謝逸安聽到這話脾氣也上來了,活動了下拳腳,剛往前還沒走了半步,黃正名飛快往後躲了躲。
“嗬!就這兒本事啊,我當你有多牛呢!”
“我勸你可別插手,朝廷命官毆打新任狀元,小心我告到陛下那兒。”黃正名說著,還往前探了探腦袋,給自己壯膽。
謝逸安甩開了李季良攔住他的手,氣勢洶洶朝黃正名走過去,黑色的影子慢慢籠罩住了黃正名。
就在所有人都以為謝逸安會大打出手的時候,眼前的人卻停了下來,笑個不停,“哈哈哈哈哈,黃正名啊黃正名,你的好日子啊,可要到頭了。”

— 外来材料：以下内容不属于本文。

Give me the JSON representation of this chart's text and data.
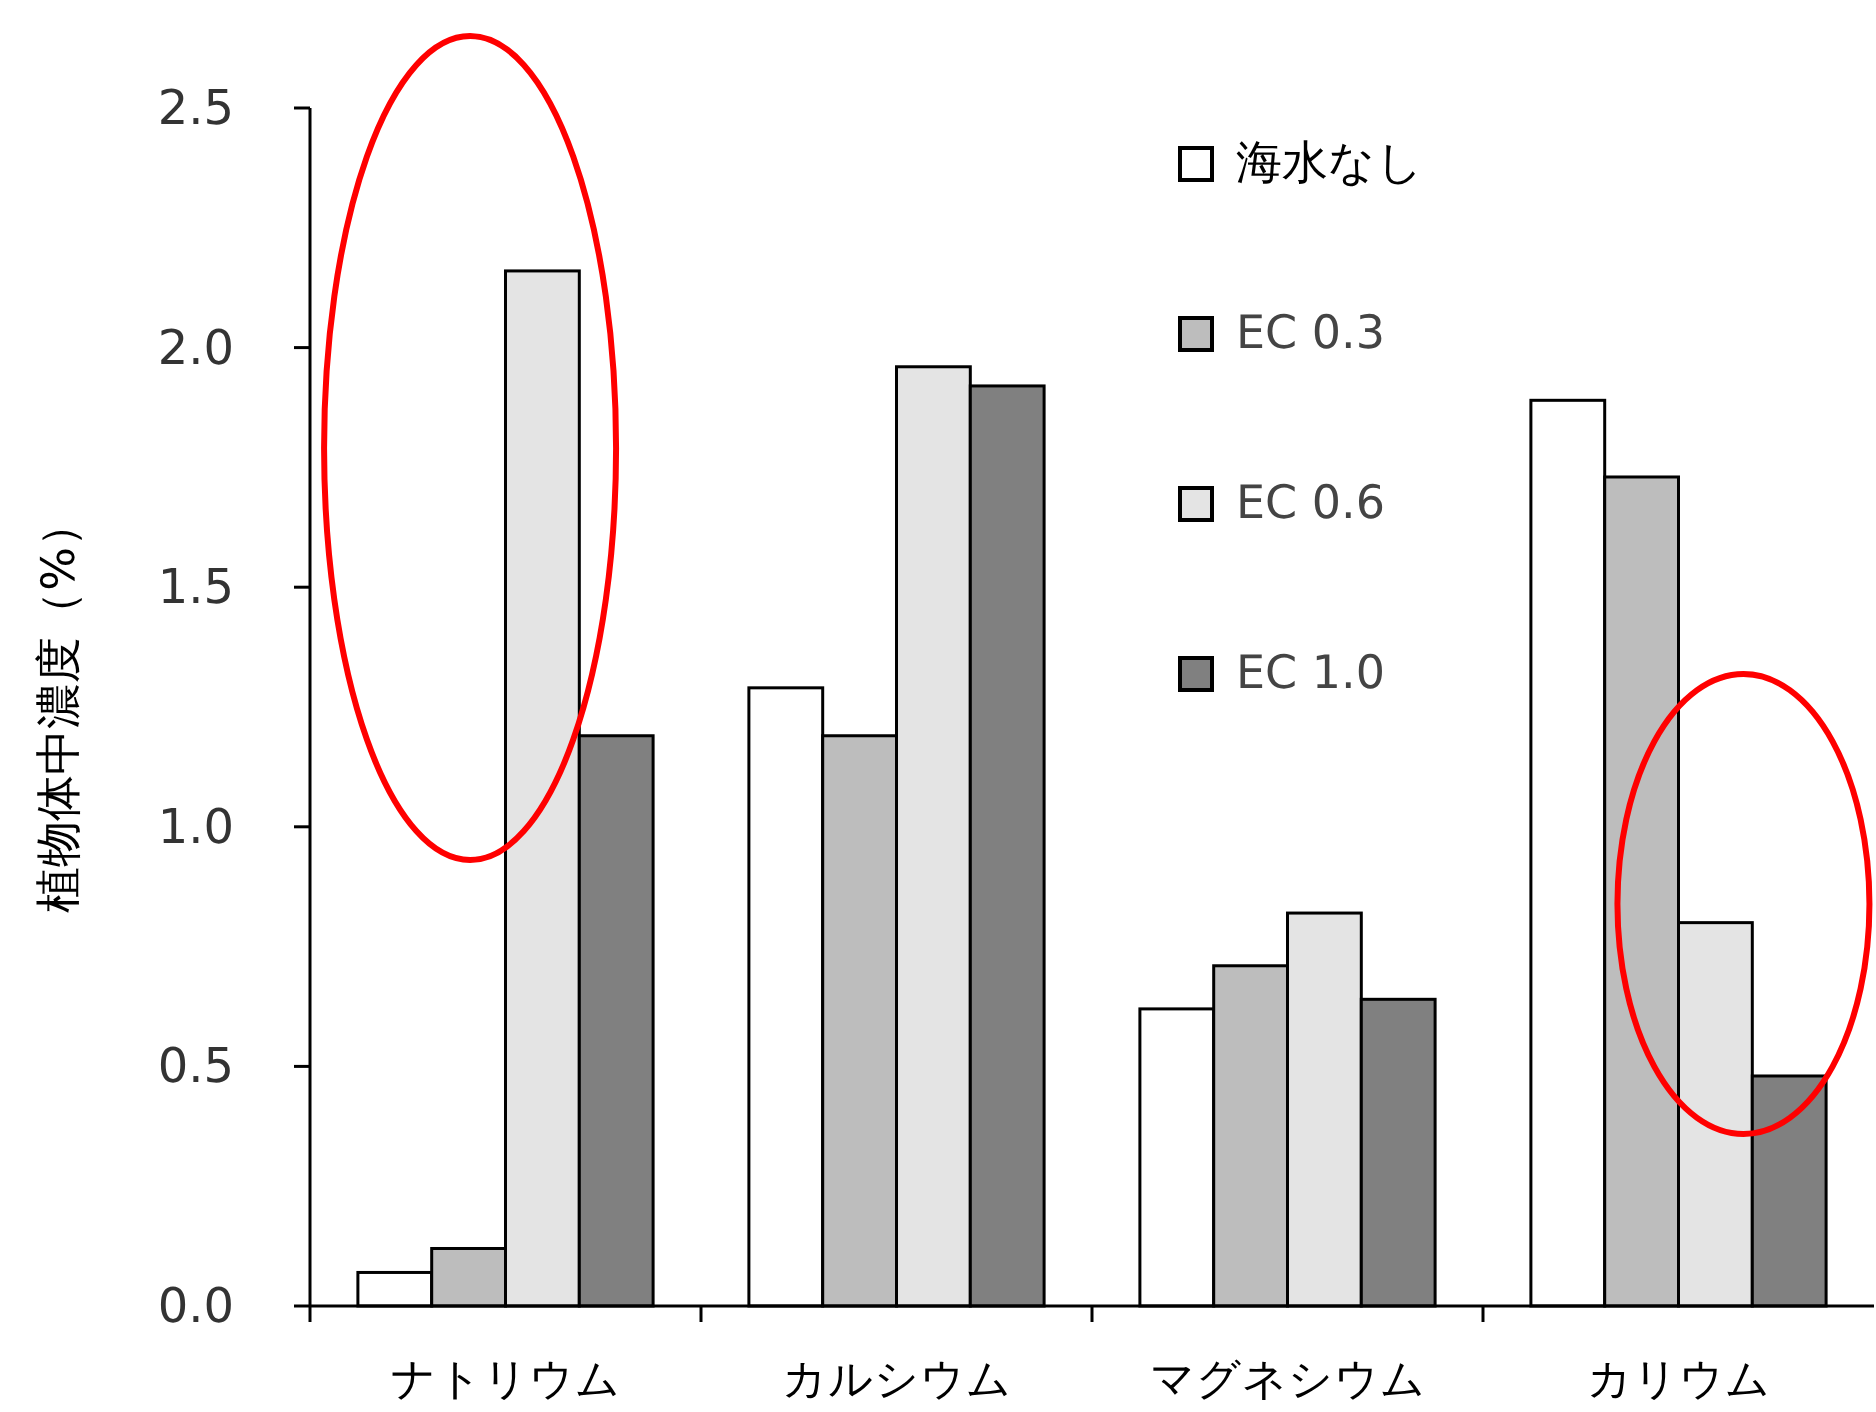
{
  "chart_data": {
    "type": "bar",
    "ylabel": "植物体中濃度（%）",
    "categories": [
      "ナトリウム",
      "カルシウム",
      "マグネシウム",
      "カリウム"
    ],
    "series": [
      {
        "name": "海水なし",
        "color": "#ffffff",
        "values": [
          0.07,
          1.29,
          0.62,
          1.89
        ]
      },
      {
        "name": "EC 0.3",
        "color": "#bdbdbd",
        "values": [
          0.12,
          1.19,
          0.71,
          1.73
        ]
      },
      {
        "name": "EC 0.6",
        "color": "#e4e4e4",
        "values": [
          2.16,
          1.96,
          0.82,
          0.8
        ]
      },
      {
        "name": "EC 1.0",
        "color": "#808080",
        "values": [
          1.19,
          1.92,
          0.64,
          0.48
        ]
      }
    ],
    "ylim": [
      0,
      2.5
    ],
    "yticks": [
      {
        "value": 0,
        "label": "0.0"
      },
      0.5,
      {
        "value": 1,
        "label": "1.0"
      },
      1.5,
      {
        "value": 2,
        "label": "2.0"
      },
      2.5
    ],
    "legend": "top right"
  }
}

李季良在後麵鬆了口氣,雖然他和謝逸安的關係稱不上多好,剛才他還真以為謝逸安會一拳砸上去。雖然最後不好收場,可……應該實在令人解氣了。
謝逸安回頭衝李季良喊道,“還不走幹什麽呢!”
等兩人走了,留下黃正名一臉莫名其妙,‘這謝逸安怕不是瘋了不成。’
這狀元的位置黃正名坐著本還有些心虛,本來以為他爹會給他安排一個差不多剛好上榜的位子,可沒想到竟然是狀元,知道自己名不副實,心裏總歸有些擔心。
可他爹都把一切打點好了,他隻管安心坐著便是,更何況,他早就看李季良不爽了,事事被他壓一頭,這次有這麽個機會,他必然不會放過。
“這狀元位子,本該就是我的!”黃正名咬了咬牙,堅定道。
……
靖安王府。
今天是出榜的日子,一大早昭寧就迫不及待催著海棠去看了,知道結果不會有什麽太大的意外,就安心坐在院子裏,美滋滋地等著海棠的好訊息。
她可還在程家冶身上壓了不少銀子呢,這白白送錢的機會不抓住真是可惜了。
海棠不一會兒就回來了,海棠沒有急著給昭寧說,慢慢悠悠給昭寧端了杯茶過來,動作有些磨蹭。
昭寧接過,悠閑地喝了一口,慢慢品嚐起來。裝著漫不經心的樣子,問道,“怎麽樣?程家冶是榜首吧?”
海棠有些苦哈哈的表情,“狀元是一個叫黃正名的人。”
“哈?那榜眼呢?”按理說不應該啊,昭寧隻當是程家冶一時失利,有些不死心地繼續問著。‘難不成燕京還真是臥虎藏龍,有比程家冶更厲害的!?’
“榜眼是李季良。”哈?竟然連榜眼也不是,不過這人好像是在謝逸安那兒聽過,聽說也是太學出來的。
“程家冶呢?”
海棠囁嚅了一下,還是說道:“榜上沒有程家冶的名字。”海棠自然知道昭寧在程家冶身上壓了不少銀子,甚至還是她親眼看著公主把錢交給了芍藥的。
昭寧手裏的茶杯被重重磕到了石桌上,茶杯直接裂了一條小縫。
“你看錯了嗎!?”
“肯定沒有!我還特意看了三四遍,專門找程公子的名字呢!”
昭寧有些氣急,第一次對自己的眼光產生了質疑。昭寧此刻恨不得將麵前的石桌掀翻,可惜石桌太沉,隻好作罷。
“黃正名是什麽人?去查查。”
“黃正名,黃正名,黃正名!”昭寧嘴裏喊著這個人的名字。
斷人財路,如殺人父母。本來十拿九穩的事情,昭寧確實拿出不少銀子,這下子不說翻倍,甚至連本錢都全虧了去,這叫昭寧怎麽能咽得下這口氣。
“殿下,程公子求見,現在就在府外。”芍藥過來,也聽說了程家冶沒有上榜的事,向昭寧稟著。
“不見不見!”昭寧有些煩躁地擺擺手,渾身無力的趴在了桌子上。
“要我說啊,殿下就該找人把他揍上一頓。”海棠性格火爆,咽不下這口氣,程家冶這連榜都沒上,差的不是一點半點兒的,這不擺明瞭是在耍我們玩兒!?
海棠的玩笑話芍藥自然不會當真,“那我去把他打發了。”昭寧淡淡嗯了一聲。